Goldman Sachs’ stock (NYSE: GS) has gained approximately 4% YTD as compared to the 18% rise in the S&P500 index over the same period. Further, at its current price of $356 per share, it is trading 2% below its fair value of $363 – Trefis’ estimate for Goldman Sachs’ valuation. The investment bank posted mixed results in the second quarter of 2023, with revenues topping the consensus but earnings missing expectations. It reported total revenues of $10.9 billion – down 8% y-o-y, primarily driven by a 14% drop in the global banking & markets (which include investment banking and sales & trading) and a 4% decline in asset & wealth management. Notably, the asset & wealth management unit mainly suffered due to lower equity and debt investment revenues. That said, the top line was somewhat supported by a 92% jump in the platform solutions segment. On the cost front, the expenses figure increased by 12% y-o-y. Overall, the adjusted net income was reduced by 62% y-o-y to $1.07 billion.
The bank’s top line decreased 7% y-o-y to $23.1 billion in the first half of FY 2023. It was primarily due to a 15% drop in the global banking & markets division – investment banking and FICC (fixed income, commodity, and currency) trading declined by 24% and 21%, respectively. However, the negative impact was somewhat tempered by an 8% growth in asset & wealth management, followed by a 100% jump in the platform solutions. On the expense front, the operating expenses for the first half witnessed an unfavorable increase of 10% y-o-y. Altogether, the adjusted net income fell by 37% y-o-y to $4.2 billion.

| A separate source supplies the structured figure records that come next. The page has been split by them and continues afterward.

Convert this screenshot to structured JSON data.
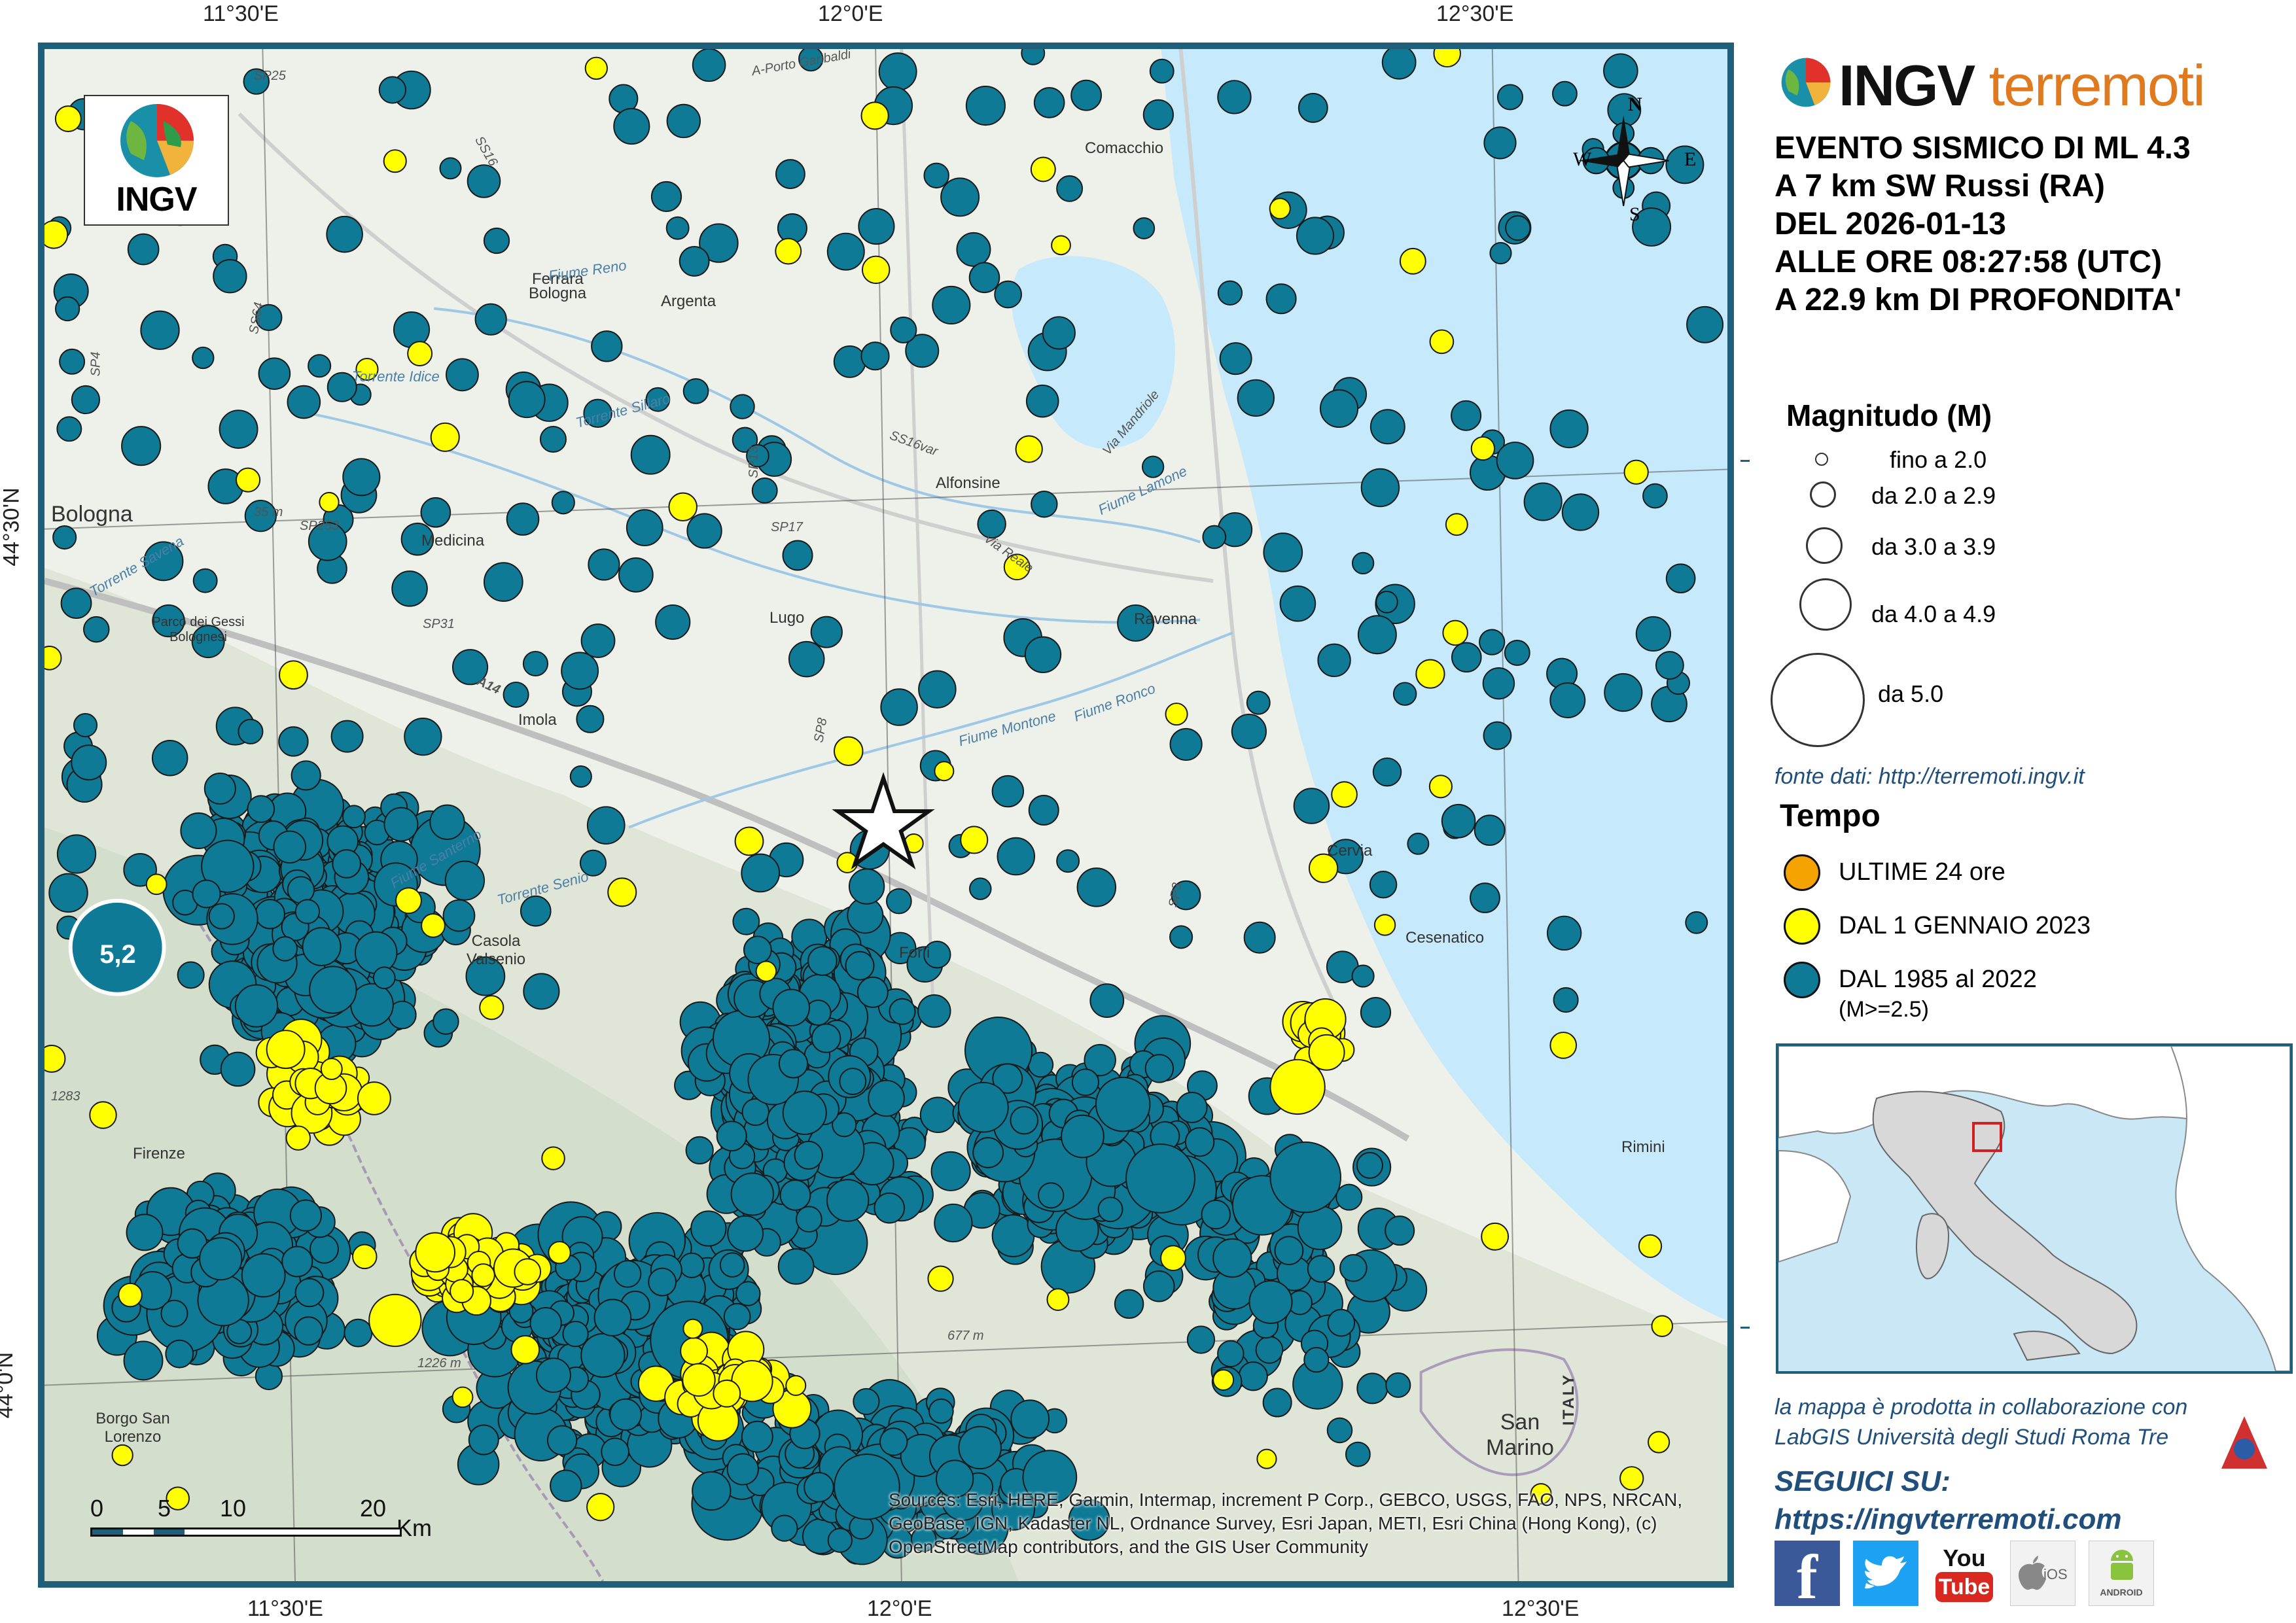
{
  "map": {
    "ticks_top": [
      "11°30'E",
      "12°0'E",
      "12°30'E"
    ],
    "ticks_bottom": [
      "11°30'E",
      "12°0'E",
      "12°30'E"
    ],
    "ticks_left": [
      "44°30'N",
      "44°0'N"
    ],
    "places": {
      "comacchio": "Comacchio",
      "ferrara": "Ferrara",
      "argenta": "Argenta",
      "bologna_small": "Bologna",
      "alfonsine": "Alfonsine",
      "medicina": "Medicina",
      "lugo": "Lugo",
      "ravenna": "Ravenna",
      "imola": "Imola",
      "cervia": "Cervia",
      "cesenatico": "Cesenatico",
      "forli": "Forlì",
      "casola": "Casola Valsenio",
      "firenze": "Firenze",
      "rimini": "Rimini",
      "san_marino": "San Marino",
      "italy": "ITALY",
      "borgo": "Borgo San Lorenzo",
      "gessi": "Parco dei Gessi Bolognesi",
      "bologna_big": "Bologna"
    },
    "water": {
      "reno": "Fiume Reno",
      "idice": "Torrente Idice",
      "sillaro": "Torrente Sillaro",
      "lamone": "Fiume Lamone",
      "montone": "Fiume Montone",
      "ronco": "Fiume Ronco",
      "savena": "Torrente Savena",
      "santerno": "Fiume Santerno",
      "senio": "Torrente Senio"
    },
    "roads": [
      "SS16",
      "SP25",
      "SS64",
      "SP4",
      "SP13",
      "SS16var",
      "SP253",
      "SP17",
      "SP31",
      "A14",
      "SP8",
      "SP3",
      "Via Mandriole",
      "Via Reale",
      "A-Porto Garibaldi"
    ],
    "elevations": [
      "35 m",
      "1283",
      "1226 m",
      "677 m"
    ],
    "max_event_label": "5,2",
    "sources": "Sources: Esri, HERE, Garmin, Intermap, increment P Corp., GEBCO, USGS, FAO, NPS, NRCAN, GeoBase, IGN, Kadaster NL, Ordnance Survey, Esri Japan, METI, Esri China (Hong Kong), (c) OpenStreetMap contributors, and the GIS User Community",
    "scale": {
      "labels": [
        "0",
        "5",
        "10",
        "20"
      ],
      "unit": "Km"
    },
    "compass": {
      "n": "N",
      "s": "S",
      "e": "E",
      "w": "W"
    },
    "logo_text": "INGV"
  },
  "sidebar": {
    "brand_a": "INGV",
    "brand_b": "terremoti",
    "event_lines": [
      "EVENTO SISMICO DI ML 4.3",
      "A 7 km SW Russi (RA)",
      "DEL 2026-01-13",
      "ALLE ORE 08:27:58 (UTC)",
      "A 22.9 km DI PROFONDITA'"
    ],
    "magnitude_title": "Magnitudo (M)",
    "magnitude_classes": [
      "fino a 2.0",
      "da 2.0 a 2.9",
      "da 3.0 a 3.9",
      "da 4.0 a 4.9",
      "da 5.0"
    ],
    "source": "fonte dati: http://terremoti.ingv.it",
    "time_title": "Tempo",
    "time_classes": [
      "ULTIME 24 ore",
      "DAL 1 GENNAIO 2023",
      "DAL 1985 al 2022"
    ],
    "time_note": "(M>=2.5)",
    "credit": [
      "la mappa è prodotta in collaborazione con",
      "LabGIS Università degli Studi Roma Tre"
    ],
    "follow": [
      "SEGUICI SU:",
      "https://ingvterremoti.com"
    ],
    "social": {
      "facebook": "f",
      "youtube_a": "You",
      "youtube_b": "Tube",
      "ios": "iOS",
      "android": "ANDROID"
    }
  },
  "colors": {
    "historic": "#0e7a96",
    "recent": "#ffff00",
    "last24h": "#f5a300",
    "sea": "#c6e9fb",
    "frame": "#1f5f7a"
  }
}
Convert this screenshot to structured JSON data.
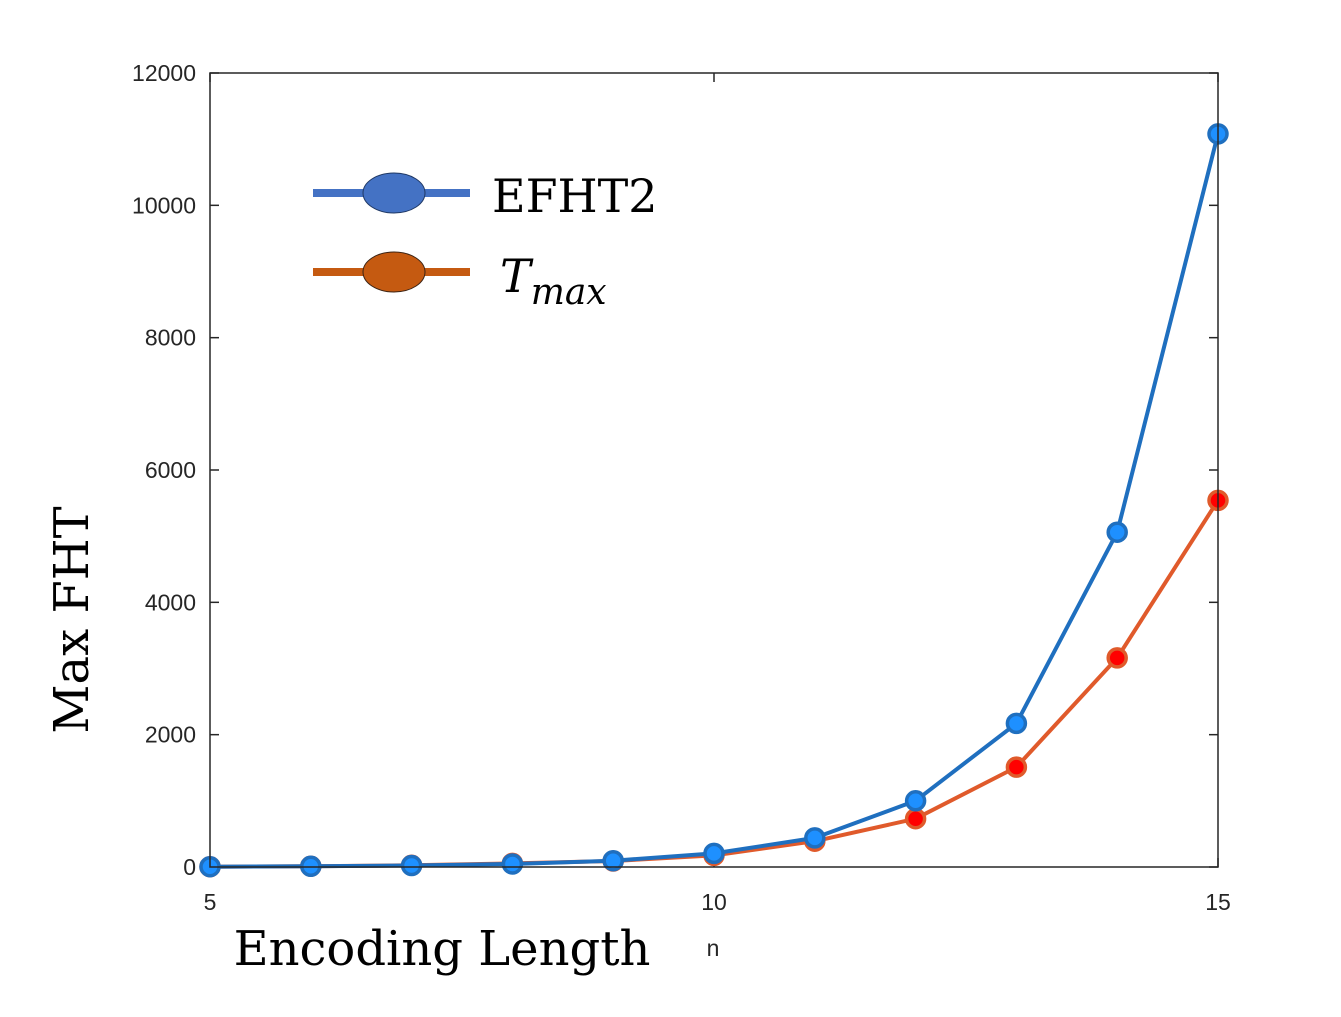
{
  "chart_data": {
    "type": "line",
    "xlabel": "n",
    "ylabel": "Max FHT",
    "caption": "Encoding Length",
    "x": [
      5,
      6,
      7,
      8,
      9,
      10,
      11,
      12,
      13,
      14,
      15
    ],
    "xlim": [
      5,
      15
    ],
    "ylim": [
      0,
      12000
    ],
    "xticks": [
      5,
      10,
      15
    ],
    "xtick_labels": [
      "5",
      "10",
      "15"
    ],
    "yticks": [
      0,
      2000,
      4000,
      6000,
      8000,
      10000,
      12000
    ],
    "ytick_labels": [
      "0",
      "2000",
      "4000",
      "6000",
      "8000",
      "10000",
      "12000"
    ],
    "grid": false,
    "legend_position": "top-left",
    "series": [
      {
        "name": "EFHT2",
        "color": "#1f6fbf",
        "marker_color": "#1e90ff",
        "legend_marker_color": "#4472c4",
        "values": [
          4,
          10,
          22,
          45,
          95,
          205,
          440,
          1000,
          2170,
          5060,
          11080
        ]
      },
      {
        "name": "T_max",
        "name_base": "T",
        "name_sub": "max",
        "color": "#e05a2b",
        "marker_color": "#ff0000",
        "legend_marker_color": "#c55a11",
        "values": [
          4,
          12,
          25,
          55,
          90,
          175,
          390,
          730,
          1510,
          3160,
          5540
        ]
      }
    ]
  }
}
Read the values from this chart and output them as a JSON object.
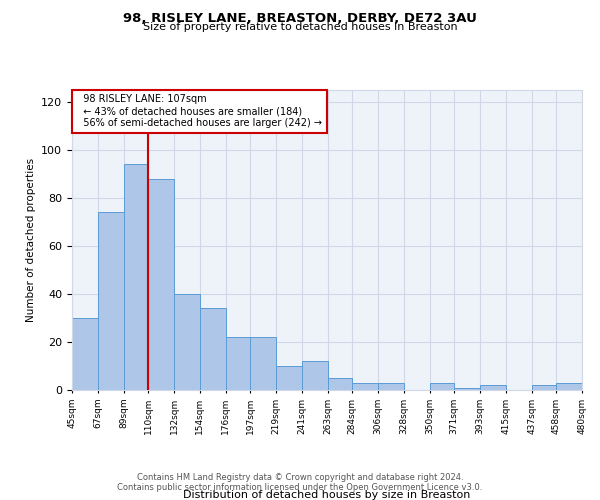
{
  "title": "98, RISLEY LANE, BREASTON, DERBY, DE72 3AU",
  "subtitle": "Size of property relative to detached houses in Breaston",
  "xlabel": "Distribution of detached houses by size in Breaston",
  "ylabel": "Number of detached properties",
  "footnote1": "Contains HM Land Registry data © Crown copyright and database right 2024.",
  "footnote2": "Contains public sector information licensed under the Open Government Licence v3.0.",
  "bins": [
    45,
    67,
    89,
    110,
    132,
    154,
    176,
    197,
    219,
    241,
    263,
    284,
    306,
    328,
    350,
    371,
    393,
    415,
    437,
    458,
    480
  ],
  "bin_labels": [
    "45sqm",
    "67sqm",
    "89sqm",
    "110sqm",
    "132sqm",
    "154sqm",
    "176sqm",
    "197sqm",
    "219sqm",
    "241sqm",
    "263sqm",
    "284sqm",
    "306sqm",
    "328sqm",
    "350sqm",
    "371sqm",
    "393sqm",
    "415sqm",
    "437sqm",
    "458sqm",
    "480sqm"
  ],
  "counts": [
    30,
    74,
    94,
    88,
    40,
    34,
    22,
    22,
    10,
    12,
    5,
    3,
    3,
    0,
    3,
    1,
    2,
    0,
    2,
    3
  ],
  "bar_color": "#aec6e8",
  "bar_edge_color": "#5b9bd5",
  "property_line_x": 110,
  "property_line_color": "#cc0000",
  "annotation_line1": "98 RISLEY LANE: 107sqm",
  "annotation_line2": "← 43% of detached houses are smaller (184)",
  "annotation_line3": "56% of semi-detached houses are larger (242) →",
  "annotation_box_color": "#cc0000",
  "ylim": [
    0,
    125
  ],
  "yticks": [
    0,
    20,
    40,
    60,
    80,
    100,
    120
  ],
  "grid_color": "#d0d8e8",
  "bg_color": "#eef2f9"
}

Moving forward, we expect the same trend to continue in Q3. All in all, Goldman Sachs revenues are forecast to touch $43.56 billion in FY2023. Additionally, GS’ adjusted net income margin is likely to decrease from 22.7% to 20.8%, leading to an adjusted net income of $9.1 billion. This coupled with an annual EPS of $26 and a P/E multiple of 14x will lead to a valuation of $363.